We can learn a lesson by looking at the different ways Ford has taken advantage of emerging opportunities. Iconic brands with an older core audience often invest resources in a very traditional method of measuring ROI. While this may be a proven process in the past, Brands that understand the significance of emerging opportunities and invest in that potential return are the brands that win with Millennials. Consider this new framework of thinking of ROI.

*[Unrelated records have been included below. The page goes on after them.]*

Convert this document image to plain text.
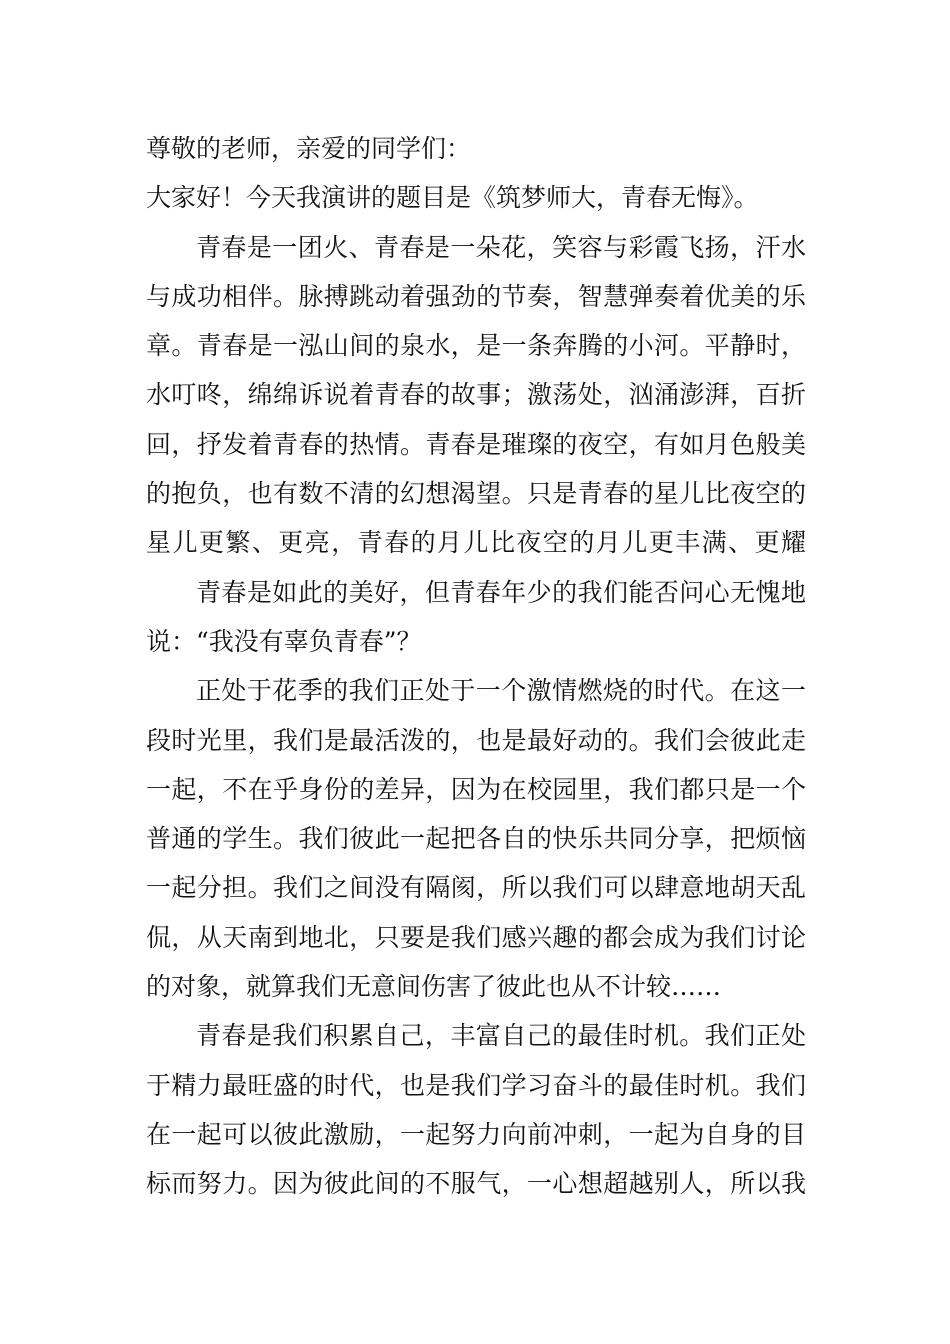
尊敬的老师，亲爱的同学们：
大家好！今天我演讲的题目是《筑梦师大，青春无悔》。
青春是一团火、青春是一朵花，笑容与彩霞飞扬，汗水
与成功相伴。脉搏跳动着强劲的节奏，智慧弹奏着优美的乐
章。青春是一泓山间的泉水，是一条奔腾的小河。平静时，
水叮咚，绵绵诉说着青春的故事；激荡处，汹涌澎湃，百折
回，抒发着青春的热情。青春是璀璨的夜空，有如月色般美
的抱负，也有数不清的幻想渴望。只是青春的星儿比夜空的
星儿更繁、更亮，青春的月儿比夜空的月儿更丰满、更耀
青春是如此的美好，但青春年少的我们能否问心无愧地
说：“我没有辜负青春”？
正处于花季的我们正处于一个激情燃烧的时代。在这一
段时光里，我们是最活泼的，也是最好动的。我们会彼此走
一起，不在乎身份的差异，因为在校园里，我们都只是一个
普通的学生。我们彼此一起把各自的快乐共同分享，把烦恼
一起分担。我们之间没有隔阂，所以我们可以肆意地胡天乱
侃，从天南到地北，只要是我们感兴趣的都会成为我们讨论
的对象，就算我们无意间伤害了彼此也从不计较……
青春是我们积累自己，丰富自己的最佳时机。我们正处
于精力最旺盛的时代，也是我们学习奋斗的最佳时机。我们
在一起可以彼此激励，一起努力向前冲刺，一起为自身的目
标而努力。因为彼此间的不服气，一心想超越别人，所以我
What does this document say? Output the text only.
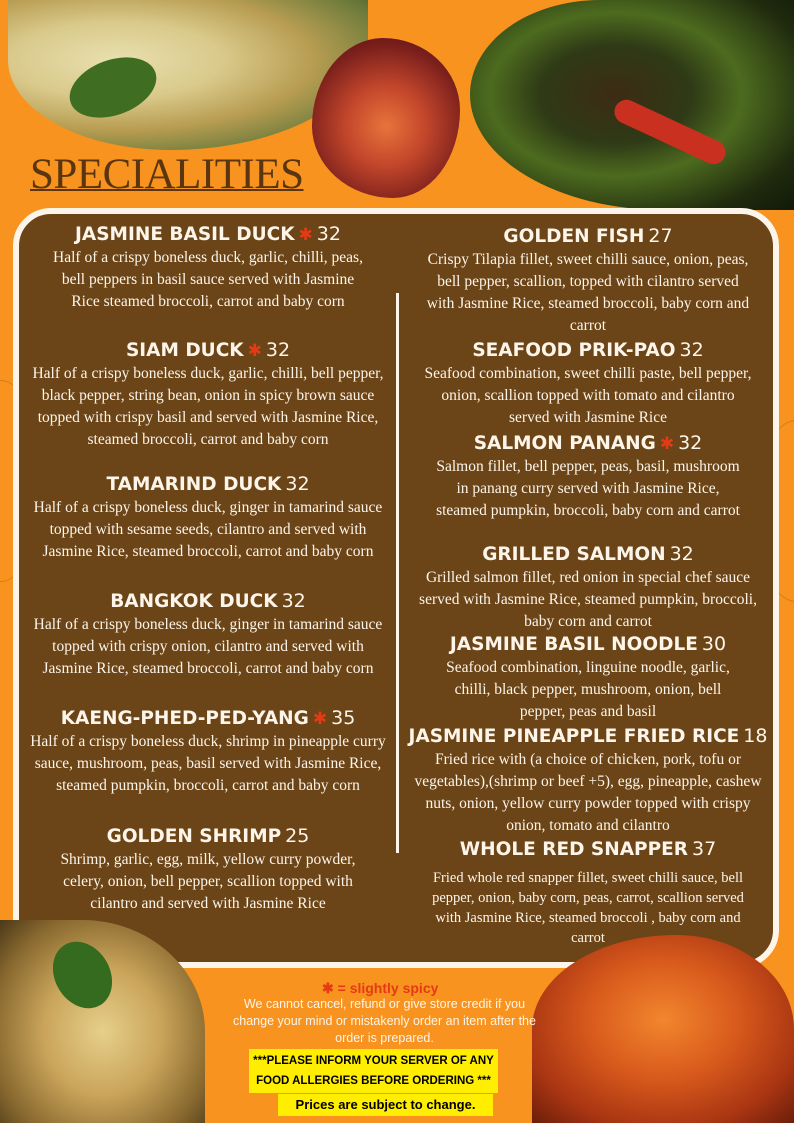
SPECIALITIES
JASMINE BASIL DUCK ✱ 32
Half of a crispy boneless duck, garlic, chilli, peas, bell peppers in basil sauce served with Jasmine Rice steamed broccoli, carrot and baby corn
SIAM DUCK ✱ 32
Half of a crispy boneless duck, garlic, chilli, bell pepper, black pepper, string bean, onion in spicy brown sauce topped with crispy basil and served with Jasmine Rice, steamed broccoli, carrot and baby corn
TAMARIND DUCK 32
Half of a crispy boneless duck, ginger in tamarind sauce topped with sesame seeds, cilantro and served with Jasmine Rice, steamed broccoli, carrot and baby corn
BANGKOK DUCK 32
Half of a crispy boneless duck, ginger in tamarind sauce topped with crispy onion, cilantro and served with Jasmine Rice, steamed broccoli, carrot and baby corn
KAENG-PHED-PED-YANG ✱ 35
Half of a crispy boneless duck, shrimp in pineapple curry sauce, mushroom, peas, basil served with Jasmine Rice, steamed pumpkin, broccoli, carrot and baby corn
GOLDEN SHRIMP 25
Shrimp, garlic, egg, milk, yellow curry powder, celery, onion, bell pepper, scallion topped with cilantro and served with Jasmine Rice
GOLDEN FISH 27
Crispy Tilapia fillet, sweet chilli sauce, onion, peas, bell pepper, scallion, topped with cilantro served with Jasmine Rice, steamed broccoli, baby corn and carrot
SEAFOOD PRIK-PAO 32
Seafood combination, sweet chilli paste, bell pepper, onion, scallion topped with tomato and cilantro served with Jasmine Rice
SALMON PANANG ✱ 32
Salmon fillet, bell pepper, peas, basil, mushroom in panang curry served with Jasmine Rice, steamed pumpkin, broccoli, baby corn and carrot
GRILLED SALMON 32
Grilled salmon fillet, red onion in special chef sauce served with Jasmine Rice, steamed pumpkin, broccoli, baby corn and carrot
JASMINE BASIL NOODLE 30
Seafood combination, linguine noodle, garlic, chilli, black pepper, mushroom, onion, bell pepper, peas and basil
JASMINE PINEAPPLE FRIED RICE 18
Fried rice with (a choice of chicken, pork, tofu or vegetables),(shrimp or beef +5), egg, pineapple, cashew nuts, onion, yellow curry powder topped with crispy onion, tomato and cilantro
WHOLE RED SNAPPER 37
Fried whole red snapper fillet, sweet chilli sauce, bell pepper, onion, baby corn, peas, carrot, scallion served with Jasmine Rice, steamed broccoli , baby corn and carrot
✱ = slightly spicy
We cannot cancel, refund or give store credit if you change your mind or mistakenly order an item after the order is prepared.
***PLEASE INFORM YOUR SERVER OF ANY FOOD ALLERGIES BEFORE ORDERING ***
Prices are subject to change.
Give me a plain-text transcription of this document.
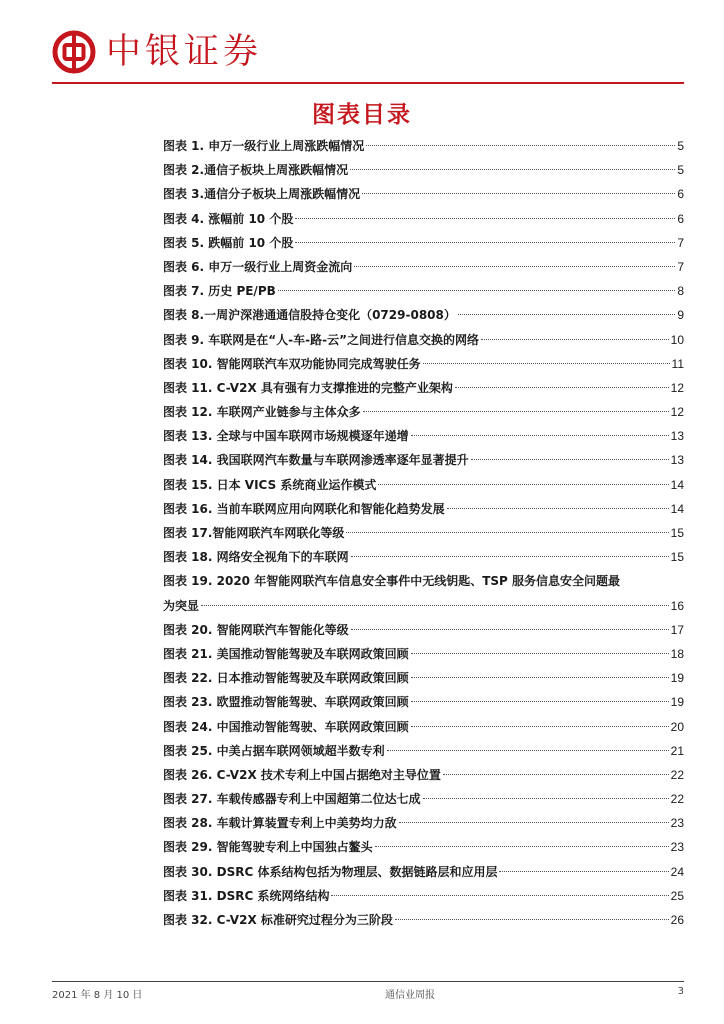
中银证券
图表目录
图表 1. 申万一级行业上周涨跌幅情况	5
图表 2.通信子板块上周涨跌幅情况	5
图表 3.通信分子板块上周涨跌幅情况	6
图表 4. 涨幅前 10 个股	6
图表 5. 跌幅前 10 个股	7
图表 6. 申万一级行业上周资金流向	7
图表 7. 历史 PE/PB	8
图表 8.一周沪深港通通信股持仓变化（0729-0808）	9
图表 9. 车联网是在“人-车-路-云”之间进行信息交换的网络	10
图表 10. 智能网联汽车双功能协同完成驾驶任务	11
图表 11. C-V2X 具有强有力支撑推进的完整产业架构	12
图表 12. 车联网产业链参与主体众多	12
图表 13. 全球与中国车联网市场规模逐年递增	13
图表 14. 我国联网汽车数量与车联网渗透率逐年显著提升	13
图表 15. 日本 VICS 系统商业运作模式	14
图表 16. 当前车联网应用向网联化和智能化趋势发展	14
图表 17.智能网联汽车网联化等级	15
图表 18. 网络安全视角下的车联网	15
图表 19. 2020 年智能网联汽车信息安全事件中无线钥匙、TSP 服务信息安全问题最
为突显	16
图表 20. 智能网联汽车智能化等级	17
图表 21. 美国推动智能驾驶及车联网政策回顾	18
图表 22. 日本推动智能驾驶及车联网政策回顾	19
图表 23. 欧盟推动智能驾驶、车联网政策回顾	19
图表 24. 中国推动智能驾驶、车联网政策回顾	20
图表 25. 中美占据车联网领域超半数专利	21
图表 26. C-V2X 技术专利上中国占据绝对主导位置	22
图表 27. 车载传感器专利上中国超第二位达七成	22
图表 28. 车载计算装置专利上中美势均力敌	23
图表 29. 智能驾驶专利上中国独占鳌头	23
图表 30. DSRC 体系结构包括为物理层、数据链路层和应用层	24
图表 31. DSRC 系统网络结构	25
图表 32. C-V2X 标准研究过程分为三阶段	26
2021 年 8 月 10 日	通信业周报	3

The base of the pyramid (75%) includes all core opportunities and proven successful campaigns. These are the things your brand is doing today. The middle of the pyramid (20%) is designated for emerging opportunities. These are important for acquiring new customers and further engaging core customers—things your brand looks to do in the near future. Finally, the top of the pyramid (5%) is reserved for your brand’s “blue ocean” ideas. These are ideas that some might deem “unpredictable” or “erratic”. These top of the pyramid ideas are game changers if executed properly. The problem with “blue ocean” ideas is that can it seem like a gamble. With this schema of ROI, the top of the pyramid cannot be measured by a traditional ROI approach. Brands need to understand that rolling the dice on that five percent investment in a “blue ocean” opportunity is what will keep you relevant with today’s consumers. You have to ask yourself: Can we afford to risk it? Or the real question: Can we afford NOT to?
For Ford, much of its investment is the core opportunities that have made it an iconic brand for decades. However, you see Ford investing in innovation and technology to stay relevant. Finally, you see Ford rolling the dice on “blue ocean” ideas like the Fiesta Movement with much less attention to traditional ROI. Ford proves that the pay-off on “blue ocean” ideas is well worth the risk.